En attendant, je souhaitais partager ce début avec vous. Je ne sais quand la suite paraîtra, je ne sais si je serais capable d'écrire une suite... Nous verrons bien.

Gugu-Chan.




Chapitre 1: L'enfer, c'est les autres [Jean-Paul Sartre]



Je regarde l'eau devenue couleur patouillas. Cette odeur me rebute, m'écœure, et pourtant, elle traduit mon allègement. Je tousse un peu. Ma gorge est irritée, c'est sûr, à force de rendre mes repas, comment n'est-elle pas irritée ? Je finis simplement par tirer la chasse, et l'eau redevient claire et limpide. Mon Dieu, mais qu'est-ce que j'ai encore fait ? Je m'étais juré d'arrêter...

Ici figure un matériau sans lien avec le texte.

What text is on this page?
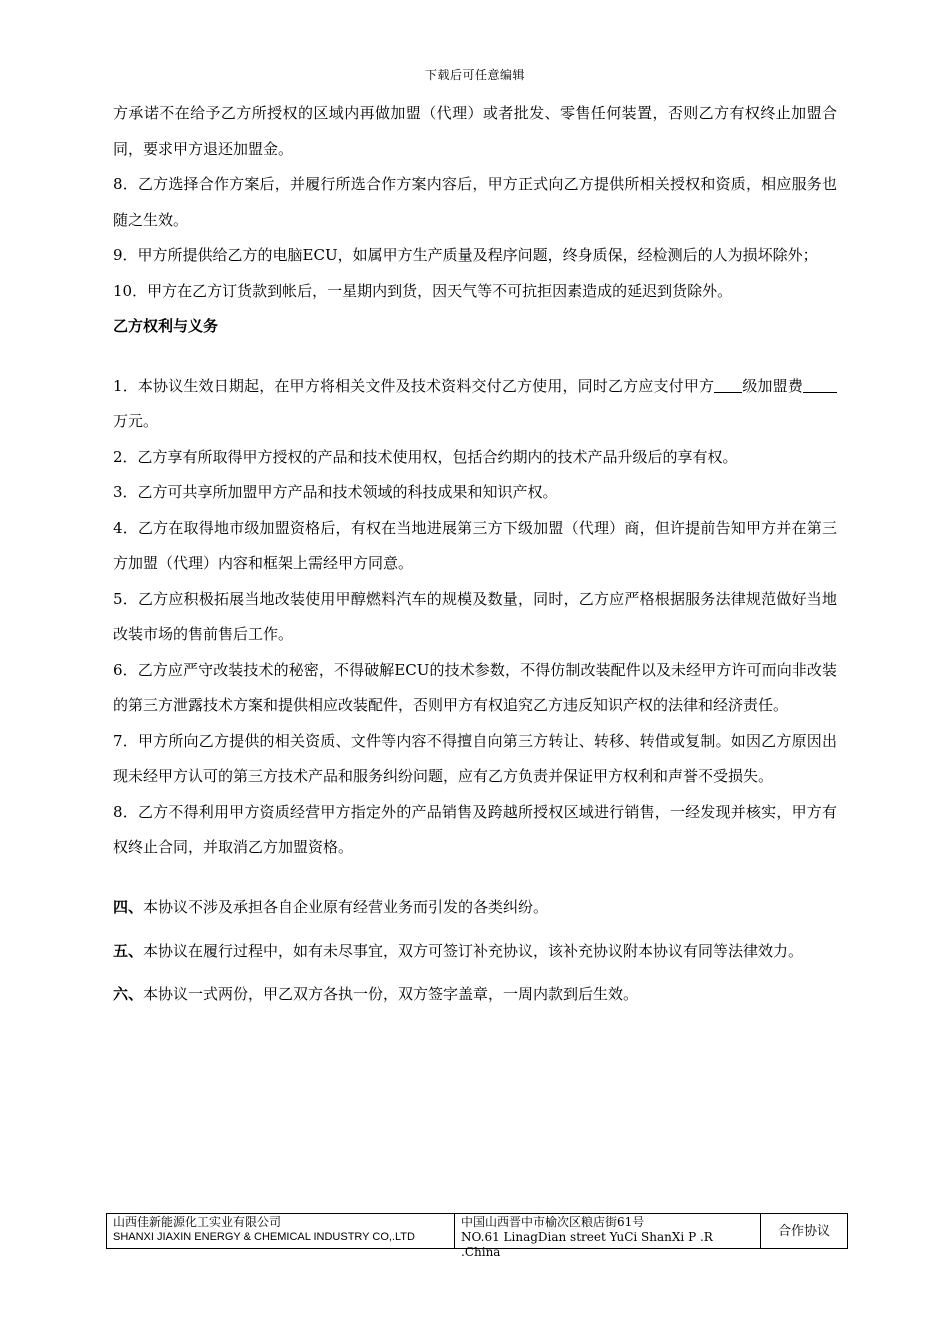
下载后可任意编辑

方承诺不在给予乙方所授权的区域内再做加盟（代理）或者批发、零售任何装置，否则乙方有权终止加盟合同，要求甲方退还加盟金。

8．乙方选择合作方案后，并履行所选合作方案内容后，甲方正式向乙方提供所相关授权和资质，相应服务也随之生效。

9．甲方所提供给乙方的电脑ECU，如属甲方生产质量及程序问题，终身质保，经检测后的人为损坏除外；

10．甲方在乙方订货款到帐后，一星期内到货，因天气等不可抗拒因素造成的延迟到货除外。

乙方权利与义务

1．本协议生效日期起，在甲方将相关文件及技术资料交付乙方使用，同时乙方应支付甲方 级加盟费万元。

2．乙方享有所取得甲方授权的产品和技术使用权，包括合约期内的技术产品升级后的享有权。

3．乙方可共享所加盟甲方产品和技术领域的科技成果和知识产权。

4．乙方在取得地市级加盟资格后，有权在当地进展第三方下级加盟（代理）商，但许提前告知甲方并在第三方加盟（代理）内容和框架上需经甲方同意。

5．乙方应积极拓展当地改装使用甲醇燃料汽车的规模及数量，同时，乙方应严格根据服务法律规范做好当地改装市场的售前售后工作。

6．乙方应严守改装技术的秘密，不得破解ECU的技术参数，不得仿制改装配件以及未经甲方许可而向非改装的第三方泄露技术方案和提供相应改装配件，否则甲方有权追究乙方违反知识产权的法律和经济责任。

7．甲方所向乙方提供的相关资质、文件等内容不得擅自向第三方转让、转移、转借或复制。如因乙方原因出现未经甲方认可的第三方技术产品和服务纠纷问题，应有乙方负责并保证甲方权利和声誉不受损失。

8．乙方不得利用甲方资质经营甲方指定外的产品销售及跨越所授权区域进行销售，一经发现并核实，甲方有权终止合同，并取消乙方加盟资格。

四、本协议不涉及承担各自企业原有经营业务而引发的各类纠纷。

五、本协议在履行过程中，如有未尽事宜，双方可签订补充协议，该补充协议附本协议有同等法律效力。

六、本协议一式两份，甲乙双方各执一份，双方签字盖章，一周内款到后生效。

山西佳新能源化工实业有限公司
SHANXI JIAXIN ENERGY & CHEMICAL INDUSTRY CO,.LTD
中国山西晋中市榆次区粮店街61号
NO.61 LinagDian street YuCi ShanXi P .R .China
合作协议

Je me relève, et me mets face à mon miroir. Je suis horrible et hideuse. Depuis quand suis-je comme ça ? Je ne me souviens pas, je ne veux pas me souvenir. Mon reflet me dégoûte, lui aussi. Rien qu'une pâle figure, une silhouette qui perd peu à peu ses couleurs, des formes qui disparaissent chaque jour un peu plus. Mais qui suis-je ?

Je sors des toilettes, en n'oubliant pas d'ajouter du désodorisant. Et je remets mon masque de tous les jours, cette façade qui me rend plus heureuse, plus agréable à supporter, plus gaie... Me voilà encore à sourire, sourire faussement, sourire bêtement. Je remercie silencieusement mes talents de comédienne, et sors de chez moi. Aujourd'hui, sortie avec mes amis. Ô joie, ils ne remarqueront rien encore aujourd'hui. Aujourd'hui encore, je réconforterais mes amis, comme je le fais toujours, et à chaque fois. Aujourd'hui, je leur donnerai le sourire qu'il leur faut, celui qui leur manque.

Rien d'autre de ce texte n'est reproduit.